Global clean energy investment rebounded strongly in 2014, with investments totalling $310 billion, according to Bloomberg New Energy Finance. Boosted by demand for large-scale and rooftop solar PV and by the financing of a record $19.4 billion of offshore wind projects, clean energy investment in 2014 was up 16 percent from a revised $268.1 billio in 2013, and more than five times the $60.2 billion attained in 2004.
The jump in investment in 2014 reflected strong performances in many of the main centers for clean energy deployment, with China up 32 percent, the US up 8 percent, Japan up 12 percent, Canada up 26 percent, Brazil up 88 percent, India up 14 percent, and South Africa up 5 percent. Europe, despite the flurry in offshore wind, edged only 1 percent higher.
Asset finance of renewable energy projects was the largest category of investment at $170.7 billion, followed by small distributed capacity—projects of less than 1 MW—at $73.5 billion committed in 2014. Renewable energy projects included billion-dollar offshore wind projects and many big solar and onshore wind projects.

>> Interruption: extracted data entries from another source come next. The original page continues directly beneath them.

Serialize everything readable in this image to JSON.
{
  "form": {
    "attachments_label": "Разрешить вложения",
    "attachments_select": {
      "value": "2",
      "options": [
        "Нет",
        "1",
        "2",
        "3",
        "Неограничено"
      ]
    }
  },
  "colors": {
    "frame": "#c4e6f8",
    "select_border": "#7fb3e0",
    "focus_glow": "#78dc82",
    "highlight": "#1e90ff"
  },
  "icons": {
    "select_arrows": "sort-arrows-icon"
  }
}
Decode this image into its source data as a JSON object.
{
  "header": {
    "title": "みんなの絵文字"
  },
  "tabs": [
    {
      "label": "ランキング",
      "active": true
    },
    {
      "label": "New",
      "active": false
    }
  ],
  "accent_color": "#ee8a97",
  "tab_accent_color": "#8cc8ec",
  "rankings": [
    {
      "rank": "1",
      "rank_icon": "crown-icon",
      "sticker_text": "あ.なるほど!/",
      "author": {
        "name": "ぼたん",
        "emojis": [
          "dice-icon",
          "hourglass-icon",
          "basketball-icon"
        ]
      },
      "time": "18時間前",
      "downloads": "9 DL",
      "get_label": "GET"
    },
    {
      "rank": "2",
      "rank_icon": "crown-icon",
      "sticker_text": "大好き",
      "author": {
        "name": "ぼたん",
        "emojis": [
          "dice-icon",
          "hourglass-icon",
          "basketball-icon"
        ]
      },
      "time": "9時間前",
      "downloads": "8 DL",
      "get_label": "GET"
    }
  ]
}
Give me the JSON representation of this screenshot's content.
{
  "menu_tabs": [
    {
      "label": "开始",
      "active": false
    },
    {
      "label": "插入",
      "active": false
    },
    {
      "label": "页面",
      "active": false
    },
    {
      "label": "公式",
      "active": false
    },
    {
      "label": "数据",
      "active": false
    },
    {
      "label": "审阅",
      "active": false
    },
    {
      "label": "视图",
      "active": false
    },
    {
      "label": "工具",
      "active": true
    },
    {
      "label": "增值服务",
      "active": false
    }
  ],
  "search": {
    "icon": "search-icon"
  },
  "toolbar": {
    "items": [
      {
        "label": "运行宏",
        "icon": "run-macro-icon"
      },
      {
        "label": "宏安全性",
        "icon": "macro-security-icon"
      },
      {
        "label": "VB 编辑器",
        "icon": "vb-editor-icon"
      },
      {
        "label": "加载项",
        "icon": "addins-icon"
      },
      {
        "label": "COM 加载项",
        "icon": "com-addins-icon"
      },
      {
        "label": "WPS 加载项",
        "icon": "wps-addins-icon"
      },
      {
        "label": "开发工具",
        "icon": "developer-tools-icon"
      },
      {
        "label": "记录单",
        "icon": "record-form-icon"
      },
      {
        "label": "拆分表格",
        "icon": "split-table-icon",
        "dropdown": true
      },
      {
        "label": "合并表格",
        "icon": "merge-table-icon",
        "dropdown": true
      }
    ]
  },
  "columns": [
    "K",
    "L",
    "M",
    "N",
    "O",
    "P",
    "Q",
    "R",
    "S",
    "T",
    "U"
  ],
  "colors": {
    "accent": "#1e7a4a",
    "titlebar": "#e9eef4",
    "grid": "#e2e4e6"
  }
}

Small distributed capacity consisted predominantly of rooftop solar.
Government and corporation R&D totaled $29 billion, while asset finance of energy smart technologies such as smart meters came in at $16.8 billion.
New equity raised for clean energy companies on public markets hit a seven-year high in 2014, at $18.7 billion, up 52 percent on the year.
Venture capital and private equity investment in clean energy was $4.8 billion in 2014, up 16 percent on the year, but still far below the $12.3 billion record set in 2008. The largest VC/PE deals last year were a $250 million expansion round for US lithium-ion battery firm Boston-Power, a $250 million expansion round for US solar installer Sunnova Energy, and a $150 million late-stage VC round for US residential solar financier Sunrun.
Solar made up almost half of total clean energy investment in 2014, up 25 percent on 2013. Investment in wind rose 11 percent, and energy smart technologies, including smart grid, power storage, efficiency and electrified transport, were up 10 percent.